Column: Racist statues still on campus

As racial tensions in the U.S. continue to grow, I would think that Pierce College would want to eliminate any chance of one of their own students feeling uncomfortable or being insulted on campus.

Yet, Old Trapper’s Lodge, a singular collection of western folk art sculptures located in Alvin Cleveland Park near the farm next to the El Rancho parking lot on campus, remains on the campus. 

This is odd because the collection has consistently been the subject of much interest due to the fact that some of the statues clearly depict Native Americans in a horrendous “savage” like frenzy of rage and murder. 

One of the statues features a Native American man with what appears to be fangs who is being stabbed by a white man with a beard, and this white man is being struck by an axe in the shoulder from the Native American. 

“The Fight between Peg Leg Smith and Big Bear” statue located at the Old Trapper’s Lodge at Pierce College in Woodland Hills, Calif. in December 2015. Photo by Gustavo Sanchez.

The second statue depicts an Native American trying to kidnap a white woman who is barely covered in red cloth, who appears to be yelling and clawing at his face to get away with the word “Kidnap” branded at the base of the statue with agonized faces scattered along the bottom.
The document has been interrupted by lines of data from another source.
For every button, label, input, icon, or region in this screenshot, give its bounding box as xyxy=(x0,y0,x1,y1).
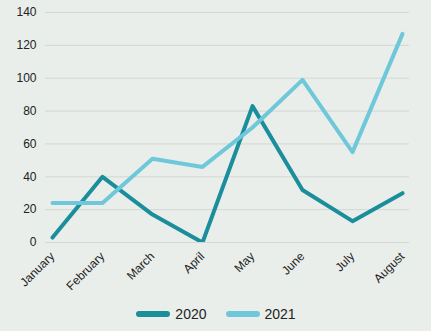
svg-text:60: 60 xyxy=(23,137,37,151)
svg-text:January: January xyxy=(17,249,57,289)
svg-text:May: May xyxy=(231,249,257,275)
svg-text:140: 140 xyxy=(16,5,36,19)
svg-text:July: July xyxy=(332,249,357,274)
svg-text:100: 100 xyxy=(16,71,36,85)
html-text:2020: 2020 xyxy=(175,306,207,322)
svg-text:40: 40 xyxy=(23,170,37,184)
svg-text:August: August xyxy=(371,249,408,286)
svg-text:80: 80 xyxy=(23,104,37,118)
svg-text:March: March xyxy=(124,249,157,282)
html-text:2021: 2021 xyxy=(264,306,296,322)
svg-text:20: 20 xyxy=(23,202,37,216)
svg-text:April: April xyxy=(180,249,207,276)
svg-text:0: 0 xyxy=(30,235,37,249)
svg-text:120: 120 xyxy=(16,38,36,52)
svg-text:February: February xyxy=(63,249,107,293)
svg-text:June: June xyxy=(279,249,308,278)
The “Kidnap” statue located at the Old Trapper’s Lodgeat Pierce College in Woodland Hills, Calif., in December 2015. Photo by Gustavo Sanchez.
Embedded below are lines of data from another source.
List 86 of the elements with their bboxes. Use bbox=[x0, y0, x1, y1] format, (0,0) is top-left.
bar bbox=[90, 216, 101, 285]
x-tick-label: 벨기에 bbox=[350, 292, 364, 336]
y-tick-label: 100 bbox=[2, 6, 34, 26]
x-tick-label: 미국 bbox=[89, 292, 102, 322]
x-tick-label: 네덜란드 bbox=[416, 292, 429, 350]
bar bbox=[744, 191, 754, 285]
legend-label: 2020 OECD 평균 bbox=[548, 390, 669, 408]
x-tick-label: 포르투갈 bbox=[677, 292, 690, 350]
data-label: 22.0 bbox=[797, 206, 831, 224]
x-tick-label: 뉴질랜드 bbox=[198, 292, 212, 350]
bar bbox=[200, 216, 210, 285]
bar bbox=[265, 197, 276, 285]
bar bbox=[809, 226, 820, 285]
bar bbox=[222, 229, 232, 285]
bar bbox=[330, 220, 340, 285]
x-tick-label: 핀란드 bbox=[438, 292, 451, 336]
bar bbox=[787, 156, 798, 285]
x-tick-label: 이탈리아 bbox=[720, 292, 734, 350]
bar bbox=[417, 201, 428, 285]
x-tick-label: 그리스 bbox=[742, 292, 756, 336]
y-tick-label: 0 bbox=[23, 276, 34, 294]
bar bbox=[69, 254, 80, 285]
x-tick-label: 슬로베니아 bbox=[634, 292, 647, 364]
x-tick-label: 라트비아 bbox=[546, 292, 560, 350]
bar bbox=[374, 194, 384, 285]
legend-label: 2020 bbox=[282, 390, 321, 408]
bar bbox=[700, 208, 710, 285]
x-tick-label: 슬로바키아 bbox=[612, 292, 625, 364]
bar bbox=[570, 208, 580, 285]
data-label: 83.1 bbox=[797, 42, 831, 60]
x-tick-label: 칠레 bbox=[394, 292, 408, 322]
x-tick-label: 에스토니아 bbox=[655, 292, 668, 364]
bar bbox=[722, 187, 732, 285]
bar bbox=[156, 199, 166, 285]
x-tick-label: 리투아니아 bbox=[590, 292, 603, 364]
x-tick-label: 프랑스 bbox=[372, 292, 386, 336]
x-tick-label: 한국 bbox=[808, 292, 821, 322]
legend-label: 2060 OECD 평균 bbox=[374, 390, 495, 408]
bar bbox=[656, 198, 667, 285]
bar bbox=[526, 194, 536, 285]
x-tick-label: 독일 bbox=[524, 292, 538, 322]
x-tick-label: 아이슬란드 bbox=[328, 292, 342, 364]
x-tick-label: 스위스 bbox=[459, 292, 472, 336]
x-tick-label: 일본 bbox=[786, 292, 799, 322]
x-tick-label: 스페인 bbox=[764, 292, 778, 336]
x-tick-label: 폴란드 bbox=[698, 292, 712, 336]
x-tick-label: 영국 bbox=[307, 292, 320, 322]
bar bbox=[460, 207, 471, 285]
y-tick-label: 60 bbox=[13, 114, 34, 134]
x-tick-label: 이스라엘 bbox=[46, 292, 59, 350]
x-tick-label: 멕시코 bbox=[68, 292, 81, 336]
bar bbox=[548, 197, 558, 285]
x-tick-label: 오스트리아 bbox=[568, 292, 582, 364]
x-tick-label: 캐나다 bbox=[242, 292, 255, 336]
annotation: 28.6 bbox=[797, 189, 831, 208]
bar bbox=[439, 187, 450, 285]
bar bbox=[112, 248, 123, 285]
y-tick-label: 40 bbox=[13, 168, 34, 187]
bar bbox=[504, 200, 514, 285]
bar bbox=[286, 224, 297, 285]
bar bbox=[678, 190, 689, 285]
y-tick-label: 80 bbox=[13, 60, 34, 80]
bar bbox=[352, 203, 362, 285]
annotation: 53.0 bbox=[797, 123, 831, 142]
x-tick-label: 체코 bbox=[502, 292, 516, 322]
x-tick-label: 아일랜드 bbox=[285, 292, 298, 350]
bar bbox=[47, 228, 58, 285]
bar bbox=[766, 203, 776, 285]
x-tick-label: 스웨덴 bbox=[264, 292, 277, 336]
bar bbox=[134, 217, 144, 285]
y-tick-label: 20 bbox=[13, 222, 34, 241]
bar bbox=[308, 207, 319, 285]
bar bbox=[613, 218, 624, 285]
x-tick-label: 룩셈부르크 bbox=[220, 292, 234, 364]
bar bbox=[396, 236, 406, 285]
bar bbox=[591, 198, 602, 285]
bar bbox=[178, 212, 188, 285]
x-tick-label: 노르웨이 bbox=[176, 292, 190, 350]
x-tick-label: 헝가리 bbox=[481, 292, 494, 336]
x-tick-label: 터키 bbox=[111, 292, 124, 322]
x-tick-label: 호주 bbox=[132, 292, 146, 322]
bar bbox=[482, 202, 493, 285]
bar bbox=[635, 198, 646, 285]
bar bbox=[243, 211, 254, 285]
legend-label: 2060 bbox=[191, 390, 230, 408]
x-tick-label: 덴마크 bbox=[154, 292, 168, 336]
Now, I would hope that I wouldn’t have to explain how exactly this collection promotes fundamental racism, and that it is extremely inappropriate to have something that depicts something of that nature on a campus meant to inspire creation and knowledge of the true history of the world, but there is a special reason that this collection is allowed to merely exist. 

Old Trapper’s Lodge was deemed California Registered Historical Landmark No. 939 when the collection was threatened to be demolished when expansion plans had no intentions of preserving the crude statues. 

Now why would they go and make it a landmark? It is said that the collection represents the life work of John Ehn (1897-1981), who was a self-taught artist who dedicated his life to share this sense of the Old West that he took from his personal experiences and myths passed from city to city.

Lynn O’Shaughnessy wrote in the Los Angeles Times “The fuss over Ehn’s work is noteworthy because some people might argue that it is not art. To the uninitiated, the artist’s creations do not look as if they belong in a museum. Ehn’s work is not fine art, but folk art.”

If this is understood to be not only disrespectful but inappropriate for a family-friendly community college, why can’t the campus move the collection to a more appropriate resting ground for Ehn’s work?

Why must our students have to be on the same grounds and something that promotes the divide among races and plants seeds of racism in the minds of the generations to come?

I think that housing this monstrosity is something Pierce College needs to consciously consider moving forward because people will look back on these days and I’d like to say we were on the right side of history.